Foreign Policy added: Gordon agrees with Leissner and Rapp Hooper, at least on the need to end the messianic push in US foreign policy. In his book “Losing a Long Game: The False Promise of Regime Change in the Middle East”, he describes various failed attempts by the United States in the Middle East dating back 70 years to the CIA’s ouster of Iranian President Mohammad Mossadegh. has been heavily investigated. In this book, the failed interventions of the United States in Afghanistan, Egypt, Iraq, Iran, Libya and Syria are studied.

In a part of this analysis, referring to the results of these surveys, it is stated: Gordon argues that regime change almost never works, an example of which is a situation where a madman tries something over and over and thinks he might get a different result. US policymakers never seem to learn the right lessons. From examining the coup in Iran in 1953, two disastrous parts about Afghanistan (1980 and after September 11), the disastrous attack on Iraq in 2003, the inappropriate efforts in Egypt, Libya and Syria after the Arab Spring in 2011 the single model in American foreign policy has arrived.

In a part of this article, Foreign Policy said: In his 2020 book Dragons and Serpents: How the Rest Learned to Fight the West, counterinsurgency expert David Kilcullen wrote, criticizing the U.S. global approach: Over the past two decades, this (alleged) superpower has only allowed itself to be caught up in a seemingly endless string of continuous and inconclusive wars, which has wasted its energy while its rivals have flourished.
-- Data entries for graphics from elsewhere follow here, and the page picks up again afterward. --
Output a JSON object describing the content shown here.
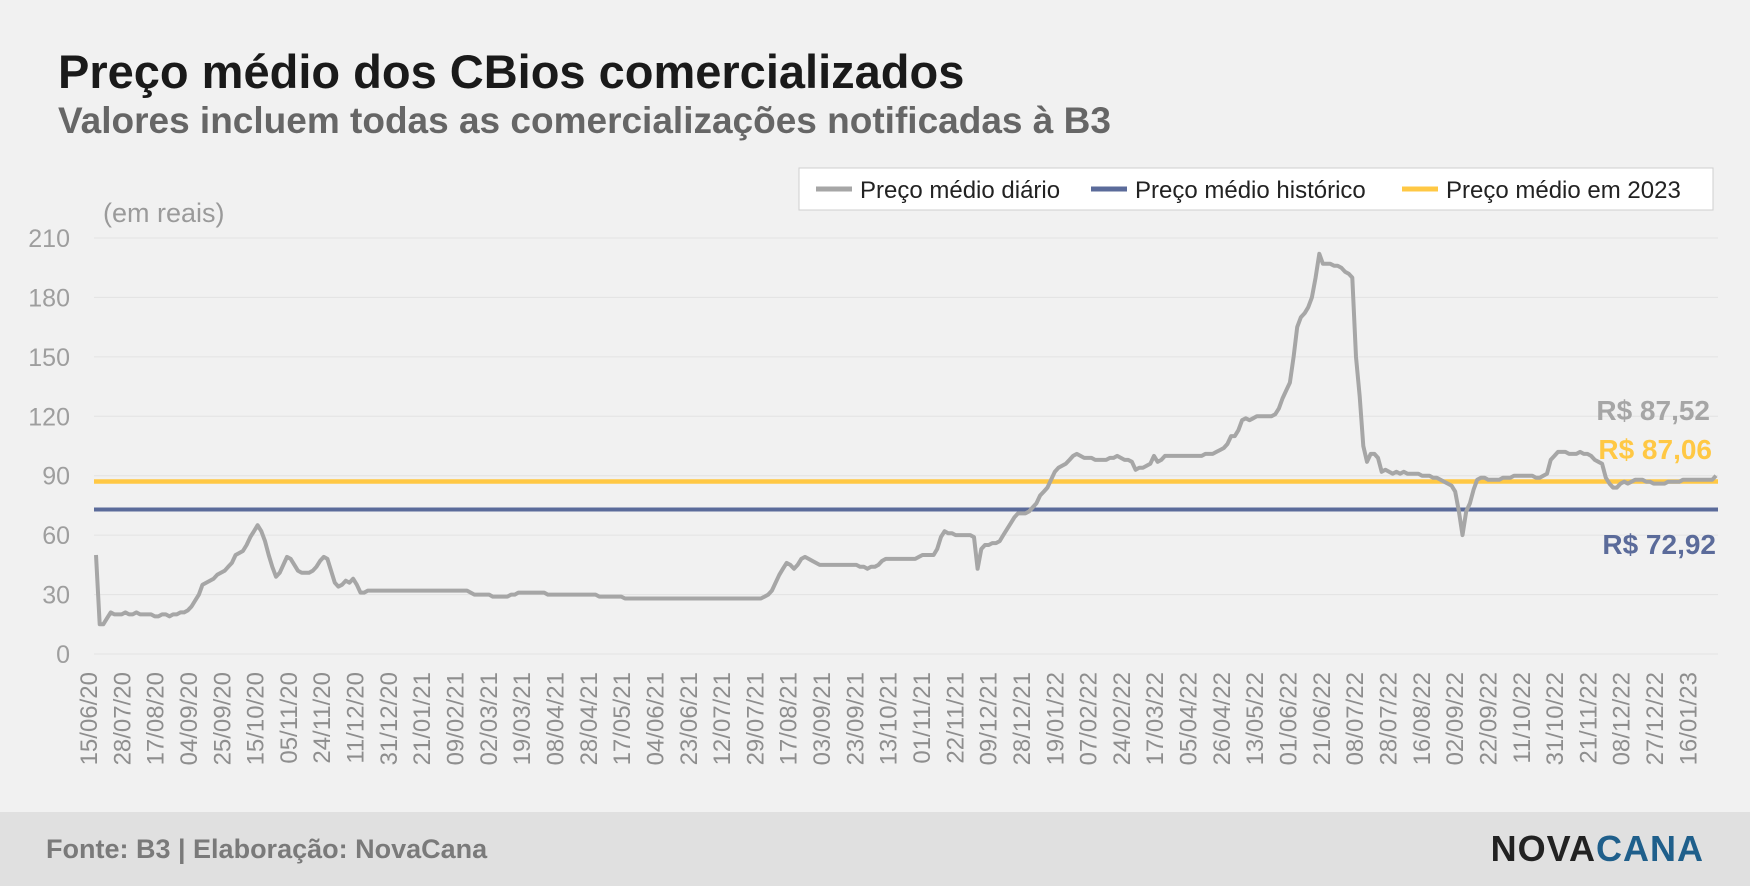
{
  "title": "Preço médio dos CBios comercializados",
  "subtitle": "Valores incluem todas as comercializações notificadas à B3",
  "footer": {
    "source": "Fonte: B3 | Elaboração: NovaCana",
    "logo_part1": "NOVA",
    "logo_part2": "CANA"
  },
  "colors": {
    "daily": "#a6a6a6",
    "historic": "#5b6b9a",
    "y2023": "#ffc844",
    "grid": "#e2e2e2",
    "axis_text": "#9e9e9e"
  },
  "chart_data": {
    "type": "line",
    "unit_label": "(em reais)",
    "ylim": [
      0,
      210
    ],
    "yticks": [
      0,
      30,
      60,
      90,
      120,
      150,
      180,
      210
    ],
    "grid": true,
    "legend_position": "top-right",
    "x_tick_labels": [
      "15/06/20",
      "28/07/20",
      "17/08/20",
      "04/09/20",
      "25/09/20",
      "15/10/20",
      "05/11/20",
      "24/11/20",
      "11/12/20",
      "31/12/20",
      "21/01/21",
      "09/02/21",
      "02/03/21",
      "19/03/21",
      "08/04/21",
      "28/04/21",
      "17/05/21",
      "04/06/21",
      "23/06/21",
      "12/07/21",
      "29/07/21",
      "17/08/21",
      "03/09/21",
      "23/09/21",
      "13/10/21",
      "01/11/21",
      "22/11/21",
      "09/12/21",
      "28/12/21",
      "19/01/22",
      "07/02/22",
      "24/02/22",
      "17/03/22",
      "05/04/22",
      "26/04/22",
      "13/05/22",
      "01/06/22",
      "21/06/22",
      "08/07/22",
      "28/07/22",
      "16/08/22",
      "02/09/22",
      "22/09/22",
      "11/10/22",
      "31/10/22",
      "21/11/22",
      "08/12/22",
      "27/12/22",
      "16/01/23"
    ],
    "series": [
      {
        "name": "Preço médio diário",
        "values": [
          50,
          15,
          15,
          18,
          21,
          20,
          20,
          20,
          21,
          20,
          20,
          21,
          20,
          20,
          20,
          20,
          19,
          19,
          20,
          20,
          19,
          20,
          20,
          21,
          21,
          22,
          24,
          27,
          30,
          35,
          36,
          37,
          38,
          40,
          41,
          42,
          44,
          46,
          50,
          51,
          52,
          55,
          59,
          62,
          65,
          62,
          57,
          50,
          44,
          39,
          41,
          45,
          49,
          48,
          45,
          42,
          41,
          41,
          41,
          42,
          44,
          47,
          49,
          48,
          42,
          36,
          34,
          35,
          37,
          36,
          38,
          35,
          31,
          31,
          32,
          32,
          32,
          32,
          32,
          32,
          32,
          32,
          32,
          32,
          32,
          32,
          32,
          32,
          32,
          32,
          32,
          32,
          32,
          32,
          32,
          32,
          32,
          32,
          32,
          32,
          32,
          32,
          31,
          30,
          30,
          30,
          30,
          30,
          29,
          29,
          29,
          29,
          29,
          30,
          30,
          31,
          31,
          31,
          31,
          31,
          31,
          31,
          31,
          30,
          30,
          30,
          30,
          30,
          30,
          30,
          30,
          30,
          30,
          30,
          30,
          30,
          30,
          29,
          29,
          29,
          29,
          29,
          29,
          29,
          28,
          28,
          28,
          28,
          28,
          28,
          28,
          28,
          28,
          28,
          28,
          28,
          28,
          28,
          28,
          28,
          28,
          28,
          28,
          28,
          28,
          28,
          28,
          28,
          28,
          28,
          28,
          28,
          28,
          28,
          28,
          28,
          28,
          28,
          28,
          28,
          28,
          28,
          29,
          30,
          32,
          36,
          40,
          43,
          46,
          45,
          43,
          45,
          48,
          49,
          48,
          47,
          46,
          45,
          45,
          45,
          45,
          45,
          45,
          45,
          45,
          45,
          45,
          45,
          44,
          44,
          43,
          44,
          44,
          45,
          47,
          48,
          48,
          48,
          48,
          48,
          48,
          48,
          48,
          48,
          49,
          50,
          50,
          50,
          50,
          53,
          59,
          62,
          61,
          61,
          60,
          60,
          60,
          60,
          60,
          59,
          43,
          53,
          55,
          55,
          56,
          56,
          57,
          60,
          63,
          66,
          69,
          71,
          71,
          71,
          72,
          74,
          76,
          80,
          82,
          84,
          88,
          92,
          94,
          95,
          96,
          98,
          100,
          101,
          100,
          99,
          99,
          99,
          98,
          98,
          98,
          98,
          99,
          99,
          100,
          99,
          98,
          98,
          97,
          93,
          94,
          94,
          95,
          96,
          100,
          97,
          98,
          100,
          100,
          100,
          100,
          100,
          100,
          100,
          100,
          100,
          100,
          100,
          101,
          101,
          101,
          102,
          103,
          104,
          106,
          110,
          110,
          113,
          118,
          119,
          118,
          119,
          120,
          120,
          120,
          120,
          120,
          121,
          124,
          129,
          133,
          137,
          150,
          165,
          170,
          172,
          175,
          180,
          190,
          202,
          197,
          197,
          197,
          196,
          196,
          195,
          193,
          192,
          190,
          150,
          130,
          105,
          97,
          101,
          101,
          99,
          92,
          93,
          92,
          91,
          92,
          91,
          92,
          91,
          91,
          91,
          91,
          90,
          90,
          90,
          89,
          89,
          88,
          87,
          86,
          85,
          82,
          72,
          60,
          72,
          76,
          83,
          88,
          89,
          89,
          88,
          88,
          88,
          88,
          89,
          89,
          89,
          90,
          90,
          90,
          90,
          90,
          90,
          89,
          89,
          90,
          91,
          98,
          100,
          102,
          102,
          102,
          101,
          101,
          101,
          102,
          101,
          101,
          100,
          98,
          97,
          96,
          89,
          86,
          84,
          84,
          86,
          87,
          86,
          87,
          88,
          88,
          88,
          87,
          87,
          86,
          86,
          86,
          86,
          87,
          87,
          87,
          87,
          88,
          88,
          88,
          88,
          88,
          88,
          88,
          88,
          88,
          90
        ]
      },
      {
        "name": "Preço médio histórico",
        "values": [
          72.92
        ]
      },
      {
        "name": "Preço médio em 2023",
        "values": [
          87.06
        ]
      }
    ],
    "annotations": [
      {
        "text": "R$ 87,52",
        "series": "Preço médio diário",
        "value": 87.52
      },
      {
        "text": "R$ 87,06",
        "series": "Preço médio em 2023",
        "value": 87.06
      },
      {
        "text": "R$ 72,92",
        "series": "Preço médio histórico",
        "value": 72.92
      }
    ]
  }
}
This analysis further added: These failures have helped create a deep divide in American politics. An issue that led Leisner and Rap Hooper to conclude that traditional US leadership was no longer tenable. Together, these major policy blunders have helped discredit the political establishment in Washington, paving the way for former US President Donald Trump and his neo-isolationist “America First”.

The final part of the analysis reads: Gordon and Leissner, two top foreign policy advisers, the woman who may soon become the next president of the United States, are crafting America’s anti-interventionist drive for decades to come.